Selain itu, panel instrumen full digital memberikan informasi lengkap seperti gear position, fuel consumption, hingga indikator mode berkendara. Suspensi depan inverted juga menambah kesan premium sekaligus meningkatkan stabilitas saat menikung cepat. Di kelas 250cc, fitur seperti ini membuat CBR250RR terasa satu level di atas motor sport entry-level.
Handling: Lincah dan Stabil
Dalam hal pengendalian, CBR250RR punya reputasi yang cukup baik. Rangkanya ringan namun kokoh, memberikan keseimbangan antara kelincahan dan kestabilan. Saat digunakan di jalan berkelok, motor ini terasa nurut dengan input setang. Masuk tikungan terasa presisi, dan ketika keluar tikungan sambil membuka gas, tenaga tersalur dengan halus tanpa terasa liar.
Suspensi depan upside-down membantu menjaga kestabilan saat pengereman mendadak atau ketika melewati permukaan jalan yang tidak rata. Sistem pengereman dengan ABS (pada varian tertentu) juga memberikan rasa aman lebih, terutama bagi pengendara yang belum terlalu berpengalaman. Untuk penggunaan dalam kota, bobotnya masih cukup bersahabat. Tidak terasa terlalu berat saat manuver pelan atau selap-selip di kemacetan.
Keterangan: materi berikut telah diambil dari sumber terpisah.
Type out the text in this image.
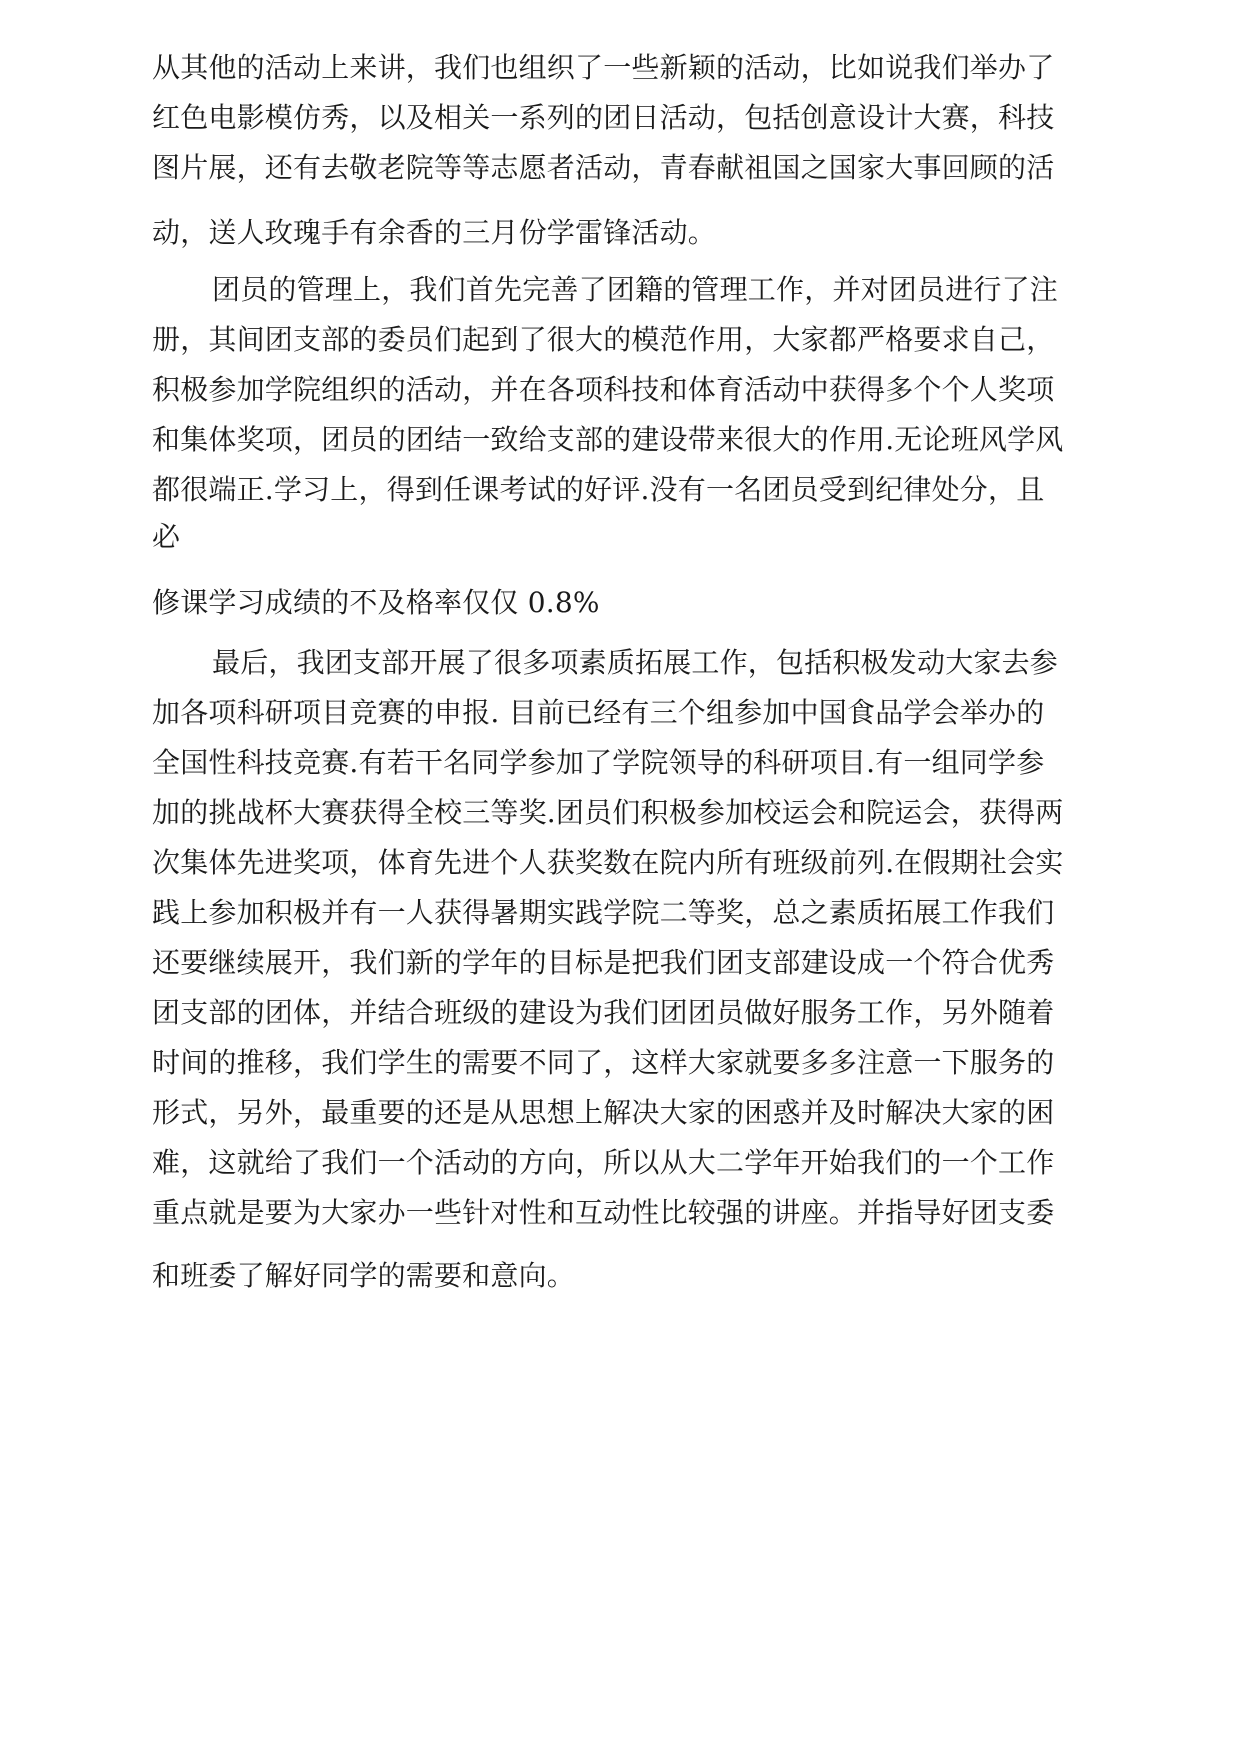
从其他的活动上来讲，我们也组织了一些新颖的活动，比如说我们举办了
红色电影模仿秀，以及相关一系列的团日活动，包括创意设计大赛，科技
图片展，还有去敬老院等等志愿者活动，青春献祖国之国家大事回顾的活
动，送人玫瑰手有余香的三月份学雷锋活动。
团员的管理上，我们首先完善了团籍的管理工作，并对团员进行了注
册，其间团支部的委员们起到了很大的模范作用，大家都严格要求自己，
积极参加学院组织的活动，并在各项科技和体育活动中获得多个个人奖项
和集体奖项，团员的团结一致给支部的建设带来很大的作用.无论班风学风
都很端正.学习上，得到任课考试的好评.没有一名团员受到纪律处分，且
必
修课学习成绩的不及格率仅仅 0.8%
最后，我团支部开展了很多项素质拓展工作，包括积极发动大家去参
加各项科研项目竞赛的申报. 目前已经有三个组参加中国食品学会举办的
全国性科技竞赛.有若干名同学参加了学院领导的科研项目.有一组同学参
加的挑战杯大赛获得全校三等奖.团员们积极参加校运会和院运会，获得两
次集体先进奖项，体育先进个人获奖数在院内所有班级前列.在假期社会实
践上参加积极并有一人获得暑期实践学院二等奖，总之素质拓展工作我们
还要继续展开，我们新的学年的目标是把我们团支部建设成一个符合优秀
团支部的团体，并结合班级的建设为我们团团员做好服务工作，另外随着
时间的推移，我们学生的需要不同了，这样大家就要多多注意一下服务的
形式，另外，最重要的还是从思想上解决大家的困惑并及时解决大家的困
难，这就给了我们一个活动的方向，所以从大二学年开始我们的一个工作
重点就是要为大家办一些针对性和互动性比较强的讲座。并指导好团支委
和班委了解好同学的需要和意向。
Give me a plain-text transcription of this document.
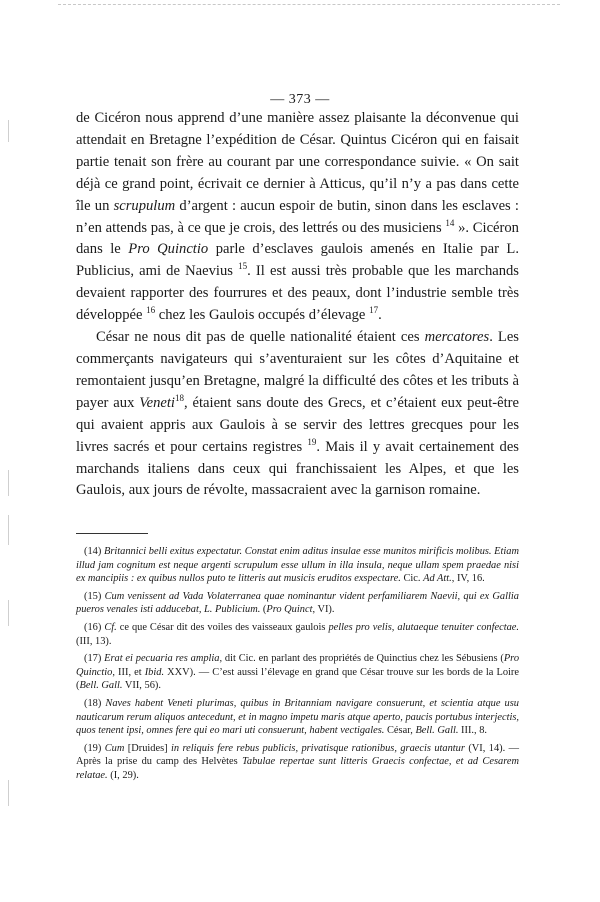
— 373 —

de Cicéron nous apprend d’une manière assez plaisante la déconvenue qui attendait en Bretagne l’expédition de César. Quintus Cicéron qui en faisait partie tenait son frère au courant par une correspondance suivie. « On sait déjà ce grand point, écrivait ce dernier à Atticus, qu’il n’y a pas dans cette île un scrupulum d’argent : aucun espoir de butin, sinon dans les esclaves : n’en attends pas, à ce que je crois, des lettrés ou des musiciens $^{14}$ ». Cicéron dans le Pro Quinctio parle d’esclaves gaulois amenés en Italie par L. Publicius, ami de Naevius $^{15}$. Il est aussi très probable que les marchands devaient rapporter des fourrures et des peaux, dont l’industrie semble très développée $^{16}$ chez les Gaulois occupés d’élevage $^{17}$.

César ne nous dit pas de quelle nationalité étaient ces mercatores. Les commerçants navigateurs qui s’aventuraient sur les côtes d’Aquitaine et remontaient jusqu’en Bretagne, malgré la difficulté des côtes et les tributs à payer aux Veneti$^{18}$, étaient sans doute des Grecs, et c’étaient eux peut-être qui avaient appris aux Gaulois à se servir des lettres grecques pour les livres sacrés et pour certains registres $^{19}$. Mais il y avait certainement des marchands italiens dans ceux qui franchissaient les Alpes, et que les Gaulois, aux jours de révolte, massacraient avec la garnison romaine.

(14) Britannici belli exitus expectatur. Constat enim aditus insulae esse munitos mirificis molibus. Etiam illud jam cognitum est neque argenti scrupulum esse ullum in illa insula, neque ullam spem praedae nisi ex mancipiis : ex quibus nullos puto te litteris aut musicis eruditos exspectare. Cic. Ad Att., IV, 16.

(15) Cum venissent ad Vada Volaterranea quae nominantur vident perfamiliarem Naevii, qui ex Gallia pueros venales isti adducebat, L. Publicium. (Pro Quinct, VI).

(16) Cf. ce que César dit des voiles des vaisseaux gaulois pelles pro velis, alutaeque tenuiter confectae. (III, 13).

(17) Erat ei pecuaria res amplia, dit Cic. en parlant des propriétés de Quinctius chez les Sébusiens (Pro Quinctio, III, et Ibid. XXV). — C’est aussi l’élevage en grand que César trouve sur les bords de la Loire (Bell. Gall. VII, 56).

(18) Naves habent Veneti plurimas, quibus in Britanniam navigare consuerunt, et scientia atque usu nauticarum rerum aliquos antecedunt, et in magno impetu maris atque aperto, paucis portubus interjectis, quos tenent ipsi, omnes fere qui eo mari uti consuerunt, habent vectigales. César, Bell. Gall. III., 8.

(19) Cum [Druides] in reliquis fere rebus publicis, privatisque rationibus, graecis utantur (VI, 14). — Après la prise du camp des Helvètes Tabulae repertae sunt litteris Graecis confectae, et ad Cesarem relatae. (I, 29).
Kenyamanan untuk Harian, Apakah Cocok?
Motor sport fairing identik dengan posisi berkendara yang agak menunduk. CBR250RR pun demikian. Posisi setang rendah dan footstep agak ke belakang menciptakan postur sporty. Untuk perjalanan jarak pendek atau touring ringan, posisi ini masih nyaman. Namun jika digunakan setiap hari dalam kemacetan panjang, pergelangan tangan dan punggung bisa terasa pegal. Tinggi joknya masih ramah untuk postur rata-rata orang Indonesia. Namun bagi yang bertubuh sangat tinggi, posisi kaki mungkin terasa sedikit menekuk.
Kapasitas tangki bahan bakar cukup untuk perjalanan menengah tanpa sering mampir ke SPBU. Konsumsi BBM tergolong wajar untuk mesin dua silinder—tidak seirit motor satu silinder, tetapi juga tidak boros berlebihan.
Harga dan Value for Money
Di Indonesia, harga Honda CBR250RR 2026 berada di rentang atas segmen 250cc. Varian standar dan varian SP memiliki perbedaan harga yang cukup terasa. Pertanyaannya, apakah harganya sepadan? Jika dilihat dari sisi fitur, performa, dan kualitas rakitan, motor ini memang menawarkan paket yang lengkap. Namun bagi sebagian orang, banderolnya bisa menjadi pertimbangan serius, terutama jika dibandingkan dengan opsi lain di kelas yang sama. Motor ini lebih cocok untuk pembeli yang memang mencari performa dan fitur premium, bukan sekadar motor sport tampilan saja.
Kelebihan Honda CBR250RR 2026
Beberapa poin kuat yang membuat motor ini tetap diperhitungkan:
- Mesin dua silinder bertenaga dan halus
- Fitur elektronik lengkap dengan riding mode
- Suspensi depan inverted yang stabil
- Desain agresif dan terlihat mahal
- Handling lincah untuk jalan berkelok.